Après avoir perdu la mémoire, Alicja change de personnalité en deux ans et se reconstruit à petite dose de femme indépendante.
Elle ne désire pas renouer avec son passé mais sa famille la retrouve. Elle doit alors faire face à sa responsabilité de mère, de fille et de femme.

Un mélodrame sombre et riche en émotions teinté de psychologie et de suspense. Les images sont sombres et froides et reflètent l’atmosphère glaciale du film. Les gros plans sont réservés à l’héroïne afin de réduire les distances physiques qui séparent le spectateur d’elle et de l’aider à pénétrer dans son fort intérieur, de comprendre ses crises, de sympathiser avec la mère coupable sans remords, avec la femme curieuse sans sentiment amoureux et enfin de ne pas juger celle qui a brisé tout cadre social pour un retour à la femme sauvage. Un caractère intriguant qui se défait de toute aliénation sociale dans une touche dramatique reflétant une crise d’identité, non seulement en Pologne, mais dans le monde, en transposant la situation d’Alicja en un cadre plus universel, celui des femmes en grande majorité.

De plus, le film laisse un impact de questionnements universels:

Que reste-t-il de nous sinon les souvenirs que nous aurions laissés derrière? Est-ce qu’un coeur pourrait battre deux fois, en deux temps différents, au même endroit, ou bien n’aurait-il effectivement jamais battu?

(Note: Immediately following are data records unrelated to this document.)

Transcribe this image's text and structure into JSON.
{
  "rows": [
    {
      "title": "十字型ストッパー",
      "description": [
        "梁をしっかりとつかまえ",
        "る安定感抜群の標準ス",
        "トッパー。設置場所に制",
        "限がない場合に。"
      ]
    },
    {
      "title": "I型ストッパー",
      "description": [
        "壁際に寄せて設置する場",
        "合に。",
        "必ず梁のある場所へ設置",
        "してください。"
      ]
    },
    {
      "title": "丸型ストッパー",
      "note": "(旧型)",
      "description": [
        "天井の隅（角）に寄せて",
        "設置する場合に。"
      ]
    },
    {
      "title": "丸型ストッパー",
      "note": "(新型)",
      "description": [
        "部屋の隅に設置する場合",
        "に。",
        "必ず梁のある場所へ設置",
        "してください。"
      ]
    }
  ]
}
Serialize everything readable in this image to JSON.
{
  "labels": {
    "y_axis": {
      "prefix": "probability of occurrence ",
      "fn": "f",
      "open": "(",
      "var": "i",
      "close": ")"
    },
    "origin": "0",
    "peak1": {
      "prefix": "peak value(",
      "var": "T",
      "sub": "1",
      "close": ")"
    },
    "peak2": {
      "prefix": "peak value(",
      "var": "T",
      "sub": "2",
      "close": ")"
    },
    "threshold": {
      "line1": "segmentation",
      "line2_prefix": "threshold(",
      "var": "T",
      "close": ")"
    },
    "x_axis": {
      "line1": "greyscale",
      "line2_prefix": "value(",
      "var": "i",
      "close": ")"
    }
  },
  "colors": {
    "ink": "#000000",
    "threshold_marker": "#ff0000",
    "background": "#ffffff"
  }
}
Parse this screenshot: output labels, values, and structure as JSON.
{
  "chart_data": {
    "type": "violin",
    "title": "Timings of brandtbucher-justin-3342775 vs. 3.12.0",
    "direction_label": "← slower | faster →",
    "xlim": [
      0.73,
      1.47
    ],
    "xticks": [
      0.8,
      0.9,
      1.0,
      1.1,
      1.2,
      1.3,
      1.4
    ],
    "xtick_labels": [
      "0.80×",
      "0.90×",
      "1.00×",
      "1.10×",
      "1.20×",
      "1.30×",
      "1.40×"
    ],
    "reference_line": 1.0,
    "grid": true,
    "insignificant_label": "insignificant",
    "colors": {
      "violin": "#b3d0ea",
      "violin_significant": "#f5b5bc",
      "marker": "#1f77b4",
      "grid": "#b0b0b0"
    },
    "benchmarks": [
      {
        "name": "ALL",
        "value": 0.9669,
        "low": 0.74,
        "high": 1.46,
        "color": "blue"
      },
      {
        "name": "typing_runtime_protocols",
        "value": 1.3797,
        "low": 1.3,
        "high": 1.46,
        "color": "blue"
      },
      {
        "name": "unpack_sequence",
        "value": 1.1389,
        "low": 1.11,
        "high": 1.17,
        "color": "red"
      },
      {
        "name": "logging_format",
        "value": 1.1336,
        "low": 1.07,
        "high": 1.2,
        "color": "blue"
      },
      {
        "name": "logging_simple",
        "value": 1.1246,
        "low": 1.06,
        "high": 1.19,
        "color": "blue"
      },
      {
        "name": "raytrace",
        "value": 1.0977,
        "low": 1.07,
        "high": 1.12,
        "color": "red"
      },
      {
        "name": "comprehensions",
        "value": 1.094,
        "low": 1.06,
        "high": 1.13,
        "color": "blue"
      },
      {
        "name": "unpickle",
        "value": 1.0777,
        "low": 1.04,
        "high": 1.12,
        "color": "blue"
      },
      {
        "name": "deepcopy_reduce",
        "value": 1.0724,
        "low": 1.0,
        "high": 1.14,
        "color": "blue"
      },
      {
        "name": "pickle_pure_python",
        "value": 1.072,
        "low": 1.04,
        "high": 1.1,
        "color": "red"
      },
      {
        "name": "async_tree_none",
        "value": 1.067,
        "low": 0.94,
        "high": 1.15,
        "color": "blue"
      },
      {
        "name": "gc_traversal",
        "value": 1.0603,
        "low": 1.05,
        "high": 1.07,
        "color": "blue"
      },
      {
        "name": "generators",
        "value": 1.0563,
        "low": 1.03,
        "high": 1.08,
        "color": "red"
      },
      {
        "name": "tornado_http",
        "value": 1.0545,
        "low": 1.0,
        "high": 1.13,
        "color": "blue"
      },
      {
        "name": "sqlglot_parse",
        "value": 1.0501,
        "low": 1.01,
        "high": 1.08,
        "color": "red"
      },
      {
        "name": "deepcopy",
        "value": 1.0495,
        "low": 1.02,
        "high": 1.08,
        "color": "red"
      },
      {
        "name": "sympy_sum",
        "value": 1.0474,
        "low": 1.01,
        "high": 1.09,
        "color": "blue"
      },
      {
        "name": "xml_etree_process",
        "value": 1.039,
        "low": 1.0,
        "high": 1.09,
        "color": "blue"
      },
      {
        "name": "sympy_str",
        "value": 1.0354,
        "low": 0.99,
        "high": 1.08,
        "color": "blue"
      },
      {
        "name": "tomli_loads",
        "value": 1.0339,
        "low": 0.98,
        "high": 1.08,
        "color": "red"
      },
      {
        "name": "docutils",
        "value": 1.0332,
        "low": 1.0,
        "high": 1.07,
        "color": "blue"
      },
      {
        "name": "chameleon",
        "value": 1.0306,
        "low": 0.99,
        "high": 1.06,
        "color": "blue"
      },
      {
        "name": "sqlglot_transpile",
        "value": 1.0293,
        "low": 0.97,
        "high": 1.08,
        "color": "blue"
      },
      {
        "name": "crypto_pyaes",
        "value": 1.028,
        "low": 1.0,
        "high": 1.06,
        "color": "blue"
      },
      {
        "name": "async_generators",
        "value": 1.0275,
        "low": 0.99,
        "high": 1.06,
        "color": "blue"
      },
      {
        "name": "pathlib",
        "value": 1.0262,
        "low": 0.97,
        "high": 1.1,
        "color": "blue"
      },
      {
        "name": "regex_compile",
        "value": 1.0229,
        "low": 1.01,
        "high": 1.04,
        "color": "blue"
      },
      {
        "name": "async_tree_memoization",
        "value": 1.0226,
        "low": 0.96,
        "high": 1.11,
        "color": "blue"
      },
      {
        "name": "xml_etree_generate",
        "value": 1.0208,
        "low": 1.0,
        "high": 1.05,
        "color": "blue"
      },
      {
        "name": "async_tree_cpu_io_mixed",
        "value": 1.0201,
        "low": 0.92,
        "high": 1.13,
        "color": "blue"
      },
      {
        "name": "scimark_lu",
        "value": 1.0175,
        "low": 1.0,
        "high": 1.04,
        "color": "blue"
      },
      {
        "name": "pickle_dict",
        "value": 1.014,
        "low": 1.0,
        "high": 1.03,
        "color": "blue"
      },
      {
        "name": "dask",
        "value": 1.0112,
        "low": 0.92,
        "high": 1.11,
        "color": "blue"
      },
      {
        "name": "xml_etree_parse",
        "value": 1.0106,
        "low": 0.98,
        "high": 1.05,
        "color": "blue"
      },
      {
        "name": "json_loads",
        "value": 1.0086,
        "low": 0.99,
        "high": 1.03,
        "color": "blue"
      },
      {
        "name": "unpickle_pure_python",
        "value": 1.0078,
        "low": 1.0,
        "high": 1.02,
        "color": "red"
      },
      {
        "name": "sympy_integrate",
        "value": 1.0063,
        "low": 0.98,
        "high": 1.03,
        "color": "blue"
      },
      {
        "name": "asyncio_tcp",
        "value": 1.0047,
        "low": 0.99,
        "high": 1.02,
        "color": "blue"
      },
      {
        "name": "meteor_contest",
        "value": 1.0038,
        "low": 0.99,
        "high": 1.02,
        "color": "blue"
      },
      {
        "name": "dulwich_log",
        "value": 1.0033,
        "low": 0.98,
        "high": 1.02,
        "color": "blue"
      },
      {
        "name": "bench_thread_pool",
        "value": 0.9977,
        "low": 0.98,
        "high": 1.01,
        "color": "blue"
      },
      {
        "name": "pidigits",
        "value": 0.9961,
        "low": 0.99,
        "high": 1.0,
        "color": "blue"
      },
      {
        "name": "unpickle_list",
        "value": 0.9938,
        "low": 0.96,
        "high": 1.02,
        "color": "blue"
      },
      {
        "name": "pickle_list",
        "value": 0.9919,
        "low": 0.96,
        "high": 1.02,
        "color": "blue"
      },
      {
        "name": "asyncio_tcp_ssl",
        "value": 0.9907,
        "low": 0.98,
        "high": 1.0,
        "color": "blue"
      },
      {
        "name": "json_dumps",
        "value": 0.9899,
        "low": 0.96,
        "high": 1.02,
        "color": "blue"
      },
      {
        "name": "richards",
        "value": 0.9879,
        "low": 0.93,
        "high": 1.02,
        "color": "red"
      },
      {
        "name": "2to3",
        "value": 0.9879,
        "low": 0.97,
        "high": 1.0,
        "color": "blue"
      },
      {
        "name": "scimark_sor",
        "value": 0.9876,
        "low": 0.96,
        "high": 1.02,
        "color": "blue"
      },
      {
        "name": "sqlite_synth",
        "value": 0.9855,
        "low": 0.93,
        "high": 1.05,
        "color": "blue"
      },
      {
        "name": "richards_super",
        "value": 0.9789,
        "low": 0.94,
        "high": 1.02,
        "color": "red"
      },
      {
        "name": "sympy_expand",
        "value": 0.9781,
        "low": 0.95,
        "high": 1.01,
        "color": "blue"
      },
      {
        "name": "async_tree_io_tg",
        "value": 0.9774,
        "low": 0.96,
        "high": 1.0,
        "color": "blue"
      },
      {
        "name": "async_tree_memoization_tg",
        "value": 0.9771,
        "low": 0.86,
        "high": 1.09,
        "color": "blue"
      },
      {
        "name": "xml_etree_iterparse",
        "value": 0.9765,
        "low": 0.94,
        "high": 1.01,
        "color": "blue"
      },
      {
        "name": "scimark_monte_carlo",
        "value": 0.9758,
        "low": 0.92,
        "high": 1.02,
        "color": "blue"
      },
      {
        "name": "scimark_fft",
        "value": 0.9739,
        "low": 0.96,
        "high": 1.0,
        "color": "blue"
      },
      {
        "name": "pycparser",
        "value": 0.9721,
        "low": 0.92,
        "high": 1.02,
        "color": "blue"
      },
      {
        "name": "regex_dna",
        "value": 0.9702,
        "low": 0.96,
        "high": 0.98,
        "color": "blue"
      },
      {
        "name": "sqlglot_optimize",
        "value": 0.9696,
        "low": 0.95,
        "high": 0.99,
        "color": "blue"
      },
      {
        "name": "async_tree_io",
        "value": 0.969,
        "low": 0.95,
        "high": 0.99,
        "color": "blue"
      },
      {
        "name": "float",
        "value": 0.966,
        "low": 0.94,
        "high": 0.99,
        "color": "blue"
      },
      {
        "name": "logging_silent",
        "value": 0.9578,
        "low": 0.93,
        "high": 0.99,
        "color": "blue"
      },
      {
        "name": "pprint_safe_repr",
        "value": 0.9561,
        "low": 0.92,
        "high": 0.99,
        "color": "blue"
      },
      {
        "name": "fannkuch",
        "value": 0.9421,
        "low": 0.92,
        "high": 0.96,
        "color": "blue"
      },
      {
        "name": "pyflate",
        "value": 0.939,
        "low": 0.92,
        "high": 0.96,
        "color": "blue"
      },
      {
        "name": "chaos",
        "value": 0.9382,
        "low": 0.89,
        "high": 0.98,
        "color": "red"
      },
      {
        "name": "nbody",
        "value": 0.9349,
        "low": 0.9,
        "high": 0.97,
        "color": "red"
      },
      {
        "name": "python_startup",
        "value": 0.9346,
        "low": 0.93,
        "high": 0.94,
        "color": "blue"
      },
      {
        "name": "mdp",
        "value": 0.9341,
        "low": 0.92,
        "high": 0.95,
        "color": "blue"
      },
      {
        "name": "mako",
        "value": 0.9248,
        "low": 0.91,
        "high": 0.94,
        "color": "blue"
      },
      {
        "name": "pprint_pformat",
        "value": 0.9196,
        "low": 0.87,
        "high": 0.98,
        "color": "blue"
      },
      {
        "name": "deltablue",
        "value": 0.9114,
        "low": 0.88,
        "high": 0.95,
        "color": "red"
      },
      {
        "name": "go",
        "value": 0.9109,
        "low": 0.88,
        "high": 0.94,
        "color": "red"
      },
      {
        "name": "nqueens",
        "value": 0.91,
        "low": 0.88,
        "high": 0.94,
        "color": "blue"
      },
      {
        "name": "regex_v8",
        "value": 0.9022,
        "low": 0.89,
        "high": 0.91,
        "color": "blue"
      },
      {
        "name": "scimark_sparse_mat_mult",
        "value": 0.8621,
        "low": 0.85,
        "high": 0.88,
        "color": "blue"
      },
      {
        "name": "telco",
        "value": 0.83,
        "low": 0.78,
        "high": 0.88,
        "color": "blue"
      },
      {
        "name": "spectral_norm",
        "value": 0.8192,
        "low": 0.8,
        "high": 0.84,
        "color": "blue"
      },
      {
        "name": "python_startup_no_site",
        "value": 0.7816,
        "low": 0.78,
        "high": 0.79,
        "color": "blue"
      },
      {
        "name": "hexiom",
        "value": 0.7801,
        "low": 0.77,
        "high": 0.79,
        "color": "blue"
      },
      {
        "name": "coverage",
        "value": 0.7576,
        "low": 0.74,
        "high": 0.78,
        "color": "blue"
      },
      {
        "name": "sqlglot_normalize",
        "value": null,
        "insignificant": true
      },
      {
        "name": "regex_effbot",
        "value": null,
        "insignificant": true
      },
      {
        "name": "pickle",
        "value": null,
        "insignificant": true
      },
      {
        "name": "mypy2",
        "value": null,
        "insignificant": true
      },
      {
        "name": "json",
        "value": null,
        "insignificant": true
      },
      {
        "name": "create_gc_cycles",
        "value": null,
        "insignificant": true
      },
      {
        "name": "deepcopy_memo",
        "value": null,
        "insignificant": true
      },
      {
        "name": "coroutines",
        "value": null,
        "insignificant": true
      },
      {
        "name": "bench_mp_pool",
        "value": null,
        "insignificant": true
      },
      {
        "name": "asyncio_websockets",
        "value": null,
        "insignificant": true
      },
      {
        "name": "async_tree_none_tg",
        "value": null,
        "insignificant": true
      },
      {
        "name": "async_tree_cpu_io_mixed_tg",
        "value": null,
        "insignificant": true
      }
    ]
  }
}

Pourrait-il seulement réapprendre à battre… ne serait-ce que pour sauver la partie?
Est-ce qu’on se défait jamais de la culpabilité de ne pas être présente en tant que mère et est-ce que l’amie-de-la-famille pourrait combler tous les vides des jeux de radeau qui prend le large?… Combien de temps devrait-on accorder aux êtres qui nous entourent, à ceux qui nous aiment, à ceux qui attendant de nous un signe ou un clin d’oeil… combien de temps avant de prendre le large, à jamais, parce qu’en dépit des responsabilités, on se devrait -peut-être encore, tant qu’il est encore temps…- d’être heureux… et il en est toujours temps.

Un film qui remet en question tout sentiment de devoir et qui pose les questions qu’on ne devrait pas poser… parce que, tout simplement, ‘il ne le faut pas.’

 

 

Marie-Christine Tayah

 

*Dans le cadre de la Reprise à Beyrouth de la 57ème Semaine de la Critique/Cannes 2018 au Cinéma Metropolis -Empire Sofil, organisée en partenariat avec l’Institut français de Beyrouth. Jusqu’au 2 août. Toutes les projections ont lieu à 20h00.